Potensi dan kemampuannya terus terasah hingga posisinya di Arseto sulit tergantikan. Hanya saja Arseto harus bubar pada 1998, yang lantas membuatnya bersama sejumlah rekan setim di Arseto, eksodus ke PSIS Semarang pada 1999, seperti Agung Setyabudi, Bonggo Pribadi, dan Ali Sunan.

Kepindahannya ke PSIS membuat kariernya semakin melejit. Gelar juara Liga Indonesia dipersembahkannya dengan menumbangkan Persebaya di partai final.

5 dari 5 halaman

Indriyanto Nugroho

Satu di antara pemain lawas Indonesia yang penuh dengan potensi. Ia lahir dan besar di Sukoharjo. Kultur sepak bola Kota Solo pun akrab dengannya, hingga membuat dirinya ikut Diklat Arseto.

Bakatnya makin terasah setelah Indriyanto Nugroho mengenyam pengalaman dalam program PSSI Primavera pada 1995-1996. Ia menjadi pusat perhatian dengan pemberitaan transfer hanya dengan nilai Rp100, saat direkrut Pelita Jaya dari Arseto Solo pada 1996-1997.

Saat itu, dua klub Galatama tersebut berebut untuk memakai jasanya sepulang dari Italia dalam program Primavera.

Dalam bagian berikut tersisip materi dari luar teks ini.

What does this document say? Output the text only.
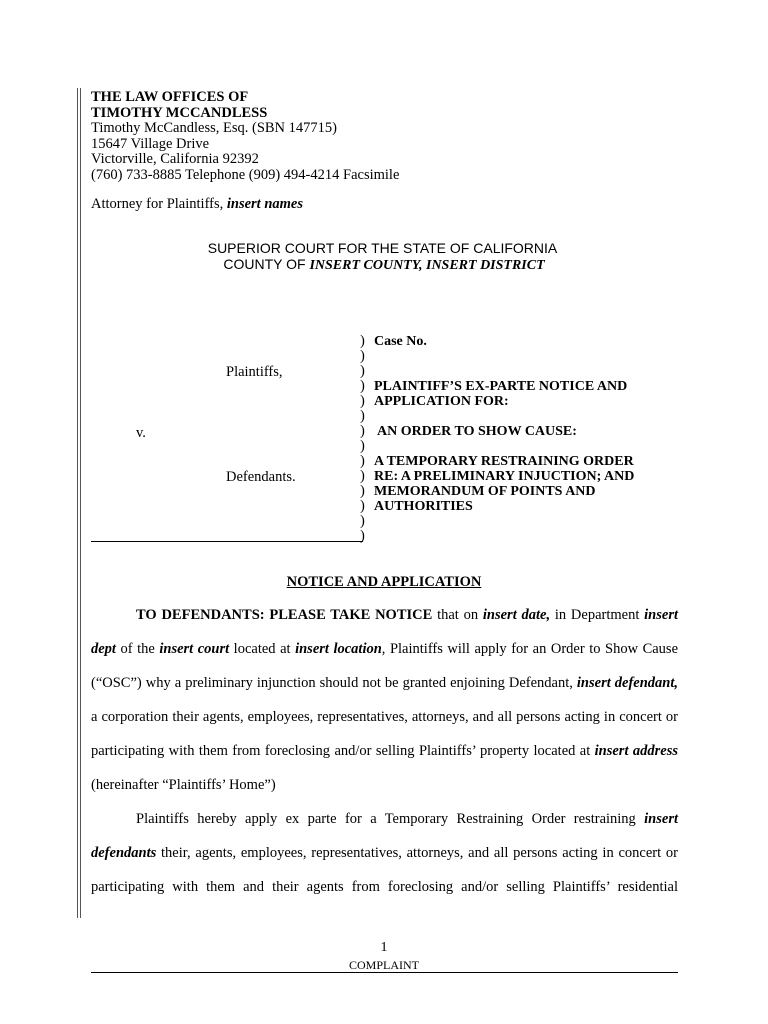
THE LAW OFFICES OF
TIMOTHY MCCANDLESS
Timothy McCandless, Esq. (SBN 147715)
15647 Village Drive
Victorville, California 92392
(760) 733-8885 Telephone (909) 494-4214 Facsimile
Attorney for Plaintiffs, insert names
SUPERIOR COURT FOR THE STATE OF CALIFORNIA
COUNTY OF INSERT COUNTY, INSERT DISTRICT
Plaintiffs,
v.
Defendants.
)
)
)
)
)
)
)
)
)
)
)
)
)
)
Case No.

PLAINTIFF’S EX-PARTE NOTICE AND
APPLICATION FOR:

AN ORDER TO SHOW CAUSE:

A TEMPORARY RESTRAINING ORDER
RE: A PRELIMINARY INJUCTION; AND
MEMORANDUM OF POINTS AND
AUTHORITIES
NOTICE AND APPLICATION

TO DEFENDANTS: PLEASE TAKE NOTICE that on insert date, in Department insert dept of the insert court located at insert location, Plaintiffs will apply for an Order to Show Cause (“OSC”) why a preliminary injunction should not be granted enjoining Defendant, insert defendant, a corporation their agents, employees, representatives, attorneys, and all persons acting in concert or participating with them from foreclosing and/or selling Plaintiffs’ property located at insert address (hereinafter “Plaintiffs’ Home”)

Plaintiffs hereby apply ex parte for a Temporary Restraining Order restraining insert defendants their, agents, employees, representatives, attorneys, and all persons acting in concert or participating with them and their agents from foreclosing and/or selling Plaintiffs’ residential

1
COMPLAINT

Terjadi perseteruan antara Arseto dan Pelita Jaya.

Arseto akhirnya mau melepas pemain yang karib disapa Nunung dengan nilai transfer yang tak masuk akal, yakni Rp100. Ini merupakan rekor transfer termurah dalam sejarah sepak bola modern sampai saat ini.

Kabar tersebut pun membuat dirinya dicap sebagai 'mister (Mr) cepek', karena direkrut dengan nilai 100 rupiah pada masa itu. Terlepas dari hal tersebut, Nunung pernah dipoles Arseto, yang kemudian membuatnya sukses di persepakbolaan nasional.